Induction of cardioplegic arrest immediately activates the myocardial apoptosis signal pathway

Myocardial ischemia-reperfusion, including cardioplegic arrest (CA), has been associated with cardiac apoptosis induction. However, the time course of apoptosis activation and the trigger mechanisms are still unclear. Because apoptosis inhibition may represent a novel therapeutic strategy for long-term myocardial preservation, we sought to investigate the time course of apoptosis signal-pathway induction during CA. As to method, Sprague-Dawley rats (300–350 g) were anesthetized, intubated, and mechanically ventilated. CA was initiated by infusion of ice-cold crystalloid solution (Custodiol, 10 ml/kg) into the aortic root, and hearts were rapidly excised and stored for 0, 30, 60, and 120 min in 0.9% sodium chloride solution (28°C). In controls, no CA was initiated before removal and storage at 28°C. In another group, calcium-rich cardioplegia was used, and an additional group received a caspase-8 inhibitor before CA induction. Left ventricular cytosolic extracts were isolated and investigated for the activity of caspase-3 and -6 (effector caspases) and caspase-8 and -9 (involved in extrinsic and intrinsic pathways of apoptosis induction). Fluorometric activity assays were performed by using specific substrates.
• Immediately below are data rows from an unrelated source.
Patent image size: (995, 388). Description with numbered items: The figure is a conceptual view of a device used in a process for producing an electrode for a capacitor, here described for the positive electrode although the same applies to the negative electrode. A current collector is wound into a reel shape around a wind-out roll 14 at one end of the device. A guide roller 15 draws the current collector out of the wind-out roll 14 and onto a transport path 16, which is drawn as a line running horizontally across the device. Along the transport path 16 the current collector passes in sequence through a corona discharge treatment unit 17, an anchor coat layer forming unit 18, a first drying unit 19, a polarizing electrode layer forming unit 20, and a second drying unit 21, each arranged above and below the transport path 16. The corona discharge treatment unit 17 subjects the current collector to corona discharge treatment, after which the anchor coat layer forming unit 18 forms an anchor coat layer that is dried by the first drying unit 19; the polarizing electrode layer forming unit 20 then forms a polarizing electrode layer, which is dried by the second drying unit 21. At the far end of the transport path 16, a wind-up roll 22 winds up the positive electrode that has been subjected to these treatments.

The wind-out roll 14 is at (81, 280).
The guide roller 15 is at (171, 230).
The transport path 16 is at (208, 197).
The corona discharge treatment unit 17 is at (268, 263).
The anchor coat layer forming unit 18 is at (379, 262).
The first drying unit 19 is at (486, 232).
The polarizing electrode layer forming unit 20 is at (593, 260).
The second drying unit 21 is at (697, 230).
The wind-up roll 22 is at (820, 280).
As a result, activities of all tested caspases were significantly increased immediately after CA induction compared with controls. Administration of the caspase-8 inhibitor significantly reduced activities of all caspases. With calcium-rich cardioplegia, caspase activities were significantly lower compared with low-calcium CA. Control hearts also showed an increase of caspase activities during cold-storage ischemia without CA but had significantly different time courses compared with hearts with CA. In conclusion, our data show rapid apoptosis signal-pathway induction immediately following CA exposure. Thus apoptosis signal-pathway inhibition as a potential strategy for improved myocardial preservation would have the greatest effect when applied before CA exposure.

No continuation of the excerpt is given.